As we worked to drive the communities initiative and adoption of communities of practice as a part of the corporate culture, one of the questions that commonly came up was, “How do these communities contribute to my performance? How can I communicate that to my manager?” That could be asked from the perspective of career development (how can my involvement in communities help me grow?) and also for performance (if I am involved in a community, how does it help me achieve my objectives that are used to measure my performance?)

These are all pretty easily answered, but in an objective sense, we found that managers had a challenge in talking with their employees about their involvement in communities and that part of that challenge was that managers did not necessarily “see” their employee’s community involvement (if they were not part of the same community).

Given that we now had our definition of a community member is and also what an active community member is, it seemed like we could provide some insight to managers from this data and embed that in the employee management portal.

As we were working through this, we found that there was going to be a new component added to the employee management portal labeled “My involvement”, which was intended to capture and display information about how the employee has been involved in the company at large – things like formal recognition they’ve received or recognition they’ve given to others (as part of our employee recognition program) or other ways in which they’ve been “involved”.

This seemed like a perfectly natural place in which we can expose insights to employees and their managers about an employee’s involvement in communities of practice!

So we had a place and the data – it became a simple matter of getting an enhancement into the queue for the employee management portal to expose the data there. It took a few months, but we managed to do that and now employees can view their own involvement and managers can view their employees’ involvement in our communities. The screenshot below shows the part of the employee management portal where an employee or manager can see this view (as with other images, I’ve obscured some of the details a bit here):

Community Involvement in Employee Management Portal

Community Involvement in Employee Management Portal

The Value?

So, what has been the value of this exposure? How has it been used?
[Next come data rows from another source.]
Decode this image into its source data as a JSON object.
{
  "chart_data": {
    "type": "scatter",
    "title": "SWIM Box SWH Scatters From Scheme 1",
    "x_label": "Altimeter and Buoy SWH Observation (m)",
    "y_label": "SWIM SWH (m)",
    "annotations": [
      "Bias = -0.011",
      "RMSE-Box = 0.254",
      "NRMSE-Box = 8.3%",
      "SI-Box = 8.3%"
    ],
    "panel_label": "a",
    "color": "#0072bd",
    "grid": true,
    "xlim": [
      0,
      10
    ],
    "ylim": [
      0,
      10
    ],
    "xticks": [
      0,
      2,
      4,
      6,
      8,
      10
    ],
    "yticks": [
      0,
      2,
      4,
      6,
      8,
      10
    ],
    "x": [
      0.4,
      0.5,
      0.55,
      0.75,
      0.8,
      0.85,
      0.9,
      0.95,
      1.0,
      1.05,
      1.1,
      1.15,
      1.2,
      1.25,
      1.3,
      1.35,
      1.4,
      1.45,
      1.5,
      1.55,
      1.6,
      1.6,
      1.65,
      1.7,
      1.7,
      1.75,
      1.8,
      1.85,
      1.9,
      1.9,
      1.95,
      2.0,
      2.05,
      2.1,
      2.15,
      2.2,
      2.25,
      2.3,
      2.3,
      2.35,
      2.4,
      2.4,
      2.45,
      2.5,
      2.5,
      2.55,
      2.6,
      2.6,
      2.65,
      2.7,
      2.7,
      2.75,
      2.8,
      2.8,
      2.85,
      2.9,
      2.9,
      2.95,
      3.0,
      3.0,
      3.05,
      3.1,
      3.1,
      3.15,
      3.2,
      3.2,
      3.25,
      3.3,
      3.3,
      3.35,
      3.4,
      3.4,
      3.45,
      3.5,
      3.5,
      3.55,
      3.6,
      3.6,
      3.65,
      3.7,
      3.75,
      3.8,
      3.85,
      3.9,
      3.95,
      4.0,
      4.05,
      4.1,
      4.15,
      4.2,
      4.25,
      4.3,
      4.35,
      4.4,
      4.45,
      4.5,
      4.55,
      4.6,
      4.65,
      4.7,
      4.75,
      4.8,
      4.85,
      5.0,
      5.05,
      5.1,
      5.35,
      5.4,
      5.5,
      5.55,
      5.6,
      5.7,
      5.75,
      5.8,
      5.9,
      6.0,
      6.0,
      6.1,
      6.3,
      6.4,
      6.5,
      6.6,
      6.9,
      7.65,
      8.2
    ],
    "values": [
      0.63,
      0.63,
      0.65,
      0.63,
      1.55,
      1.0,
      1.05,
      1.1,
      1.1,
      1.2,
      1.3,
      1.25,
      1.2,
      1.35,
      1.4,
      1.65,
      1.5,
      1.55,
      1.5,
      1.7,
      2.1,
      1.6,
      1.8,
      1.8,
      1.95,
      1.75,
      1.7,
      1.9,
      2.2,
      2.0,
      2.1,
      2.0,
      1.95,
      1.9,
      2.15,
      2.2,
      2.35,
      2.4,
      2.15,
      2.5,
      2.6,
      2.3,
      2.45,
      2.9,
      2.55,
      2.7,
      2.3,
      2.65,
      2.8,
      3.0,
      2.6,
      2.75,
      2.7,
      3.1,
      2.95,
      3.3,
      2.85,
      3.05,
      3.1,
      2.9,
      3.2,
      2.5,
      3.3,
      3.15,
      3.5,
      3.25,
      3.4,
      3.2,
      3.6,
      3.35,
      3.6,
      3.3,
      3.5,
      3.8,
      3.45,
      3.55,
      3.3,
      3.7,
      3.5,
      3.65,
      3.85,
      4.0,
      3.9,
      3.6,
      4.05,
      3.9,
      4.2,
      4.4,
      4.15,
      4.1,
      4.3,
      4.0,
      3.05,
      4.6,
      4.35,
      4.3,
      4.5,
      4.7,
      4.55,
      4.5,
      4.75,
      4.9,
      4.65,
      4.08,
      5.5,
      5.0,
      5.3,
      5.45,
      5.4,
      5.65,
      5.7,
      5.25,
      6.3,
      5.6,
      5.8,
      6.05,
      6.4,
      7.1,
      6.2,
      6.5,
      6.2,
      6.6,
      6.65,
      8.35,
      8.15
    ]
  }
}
While this helps to make some of the conversations between manager and employee about community involvement a bit more concrete, we do recognize that this is still a very partial picture of that involvement. There are many ways in which an employee can be involved in and add value to and learn from a community that goes beyond this simplistic data. (I’ll write more about this “partial picture” issue in a future post.)
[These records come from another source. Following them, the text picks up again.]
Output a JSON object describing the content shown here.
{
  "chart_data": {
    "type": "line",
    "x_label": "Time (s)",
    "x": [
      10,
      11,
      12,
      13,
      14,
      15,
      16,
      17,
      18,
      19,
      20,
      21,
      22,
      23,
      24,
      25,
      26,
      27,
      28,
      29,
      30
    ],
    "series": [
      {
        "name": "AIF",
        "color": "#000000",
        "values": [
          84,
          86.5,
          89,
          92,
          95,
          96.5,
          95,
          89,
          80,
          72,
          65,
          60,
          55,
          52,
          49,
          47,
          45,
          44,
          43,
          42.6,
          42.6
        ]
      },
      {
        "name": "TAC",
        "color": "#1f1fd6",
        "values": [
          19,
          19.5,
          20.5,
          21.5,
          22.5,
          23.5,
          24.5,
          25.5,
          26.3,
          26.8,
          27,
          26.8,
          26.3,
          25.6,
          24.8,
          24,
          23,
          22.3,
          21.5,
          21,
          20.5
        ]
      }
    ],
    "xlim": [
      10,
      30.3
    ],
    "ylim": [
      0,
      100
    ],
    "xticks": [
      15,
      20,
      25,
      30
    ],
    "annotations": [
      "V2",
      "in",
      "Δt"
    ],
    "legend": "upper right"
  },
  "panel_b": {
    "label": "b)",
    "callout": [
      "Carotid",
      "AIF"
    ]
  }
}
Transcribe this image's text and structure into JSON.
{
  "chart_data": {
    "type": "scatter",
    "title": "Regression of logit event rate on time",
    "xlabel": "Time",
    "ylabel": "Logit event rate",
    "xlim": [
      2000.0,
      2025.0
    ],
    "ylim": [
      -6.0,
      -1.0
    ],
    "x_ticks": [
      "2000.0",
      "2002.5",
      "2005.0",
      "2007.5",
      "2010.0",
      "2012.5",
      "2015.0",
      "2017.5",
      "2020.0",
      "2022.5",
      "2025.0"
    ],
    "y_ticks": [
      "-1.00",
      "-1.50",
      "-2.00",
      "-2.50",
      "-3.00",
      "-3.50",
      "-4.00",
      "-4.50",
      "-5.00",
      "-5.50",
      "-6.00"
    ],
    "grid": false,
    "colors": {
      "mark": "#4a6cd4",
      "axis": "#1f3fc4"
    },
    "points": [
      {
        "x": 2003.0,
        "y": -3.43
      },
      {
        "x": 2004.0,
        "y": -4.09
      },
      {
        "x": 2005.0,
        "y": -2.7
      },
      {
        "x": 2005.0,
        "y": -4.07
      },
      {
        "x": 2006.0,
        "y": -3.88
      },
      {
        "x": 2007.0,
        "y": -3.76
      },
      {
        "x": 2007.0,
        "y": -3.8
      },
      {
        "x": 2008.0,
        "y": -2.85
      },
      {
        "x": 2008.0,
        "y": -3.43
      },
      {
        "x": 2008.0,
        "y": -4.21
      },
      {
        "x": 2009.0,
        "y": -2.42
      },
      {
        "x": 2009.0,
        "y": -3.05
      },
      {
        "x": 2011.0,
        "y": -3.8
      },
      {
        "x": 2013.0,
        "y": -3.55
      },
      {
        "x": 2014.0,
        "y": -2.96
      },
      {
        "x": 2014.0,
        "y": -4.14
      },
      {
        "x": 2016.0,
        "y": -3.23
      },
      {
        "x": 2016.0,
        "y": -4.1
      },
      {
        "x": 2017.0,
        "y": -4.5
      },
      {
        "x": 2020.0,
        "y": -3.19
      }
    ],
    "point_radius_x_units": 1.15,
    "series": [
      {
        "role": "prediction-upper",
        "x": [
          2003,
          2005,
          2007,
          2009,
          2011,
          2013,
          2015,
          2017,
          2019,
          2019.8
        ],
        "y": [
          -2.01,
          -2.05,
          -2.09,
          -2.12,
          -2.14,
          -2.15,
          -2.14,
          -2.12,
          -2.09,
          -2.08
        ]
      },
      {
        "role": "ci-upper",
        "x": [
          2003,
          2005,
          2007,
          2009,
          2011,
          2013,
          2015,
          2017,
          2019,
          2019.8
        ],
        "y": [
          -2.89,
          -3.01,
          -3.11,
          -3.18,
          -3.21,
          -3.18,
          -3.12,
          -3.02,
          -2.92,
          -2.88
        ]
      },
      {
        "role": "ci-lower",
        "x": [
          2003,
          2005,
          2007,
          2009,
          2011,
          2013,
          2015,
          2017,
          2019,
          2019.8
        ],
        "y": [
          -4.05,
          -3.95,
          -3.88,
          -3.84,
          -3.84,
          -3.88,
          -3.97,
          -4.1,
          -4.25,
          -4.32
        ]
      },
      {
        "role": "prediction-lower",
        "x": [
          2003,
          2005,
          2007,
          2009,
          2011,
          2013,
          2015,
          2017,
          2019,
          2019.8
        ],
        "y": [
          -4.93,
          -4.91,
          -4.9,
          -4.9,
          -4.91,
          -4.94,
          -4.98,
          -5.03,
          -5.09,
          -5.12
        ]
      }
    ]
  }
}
That being said, providing this insight to managers has proved very valuable to engender discussions between a manager and an employee about the employee’s community involvement – what they have learned (how it has effected their career development) and also how it might have contributed to their performance. This discussion, by itself, has helped employees demonstrate their growth and value in ways that otherwise could have been a challenge.

For managers, this gives them insight into value their employees provide that otherwise would have been difficult to “see”.

For the community of practice program, this type of visibility has had an ancillary effect of encouraging more people to join communities as I suspect (though can not quantify) that some managers will ask employees about the communities of which they are a member and (more importantly in this regard) the ones in which they are not a member (but which they might be, either by work focus or interest).

Overall, simply including this insight builds an organizational expectation of involvement.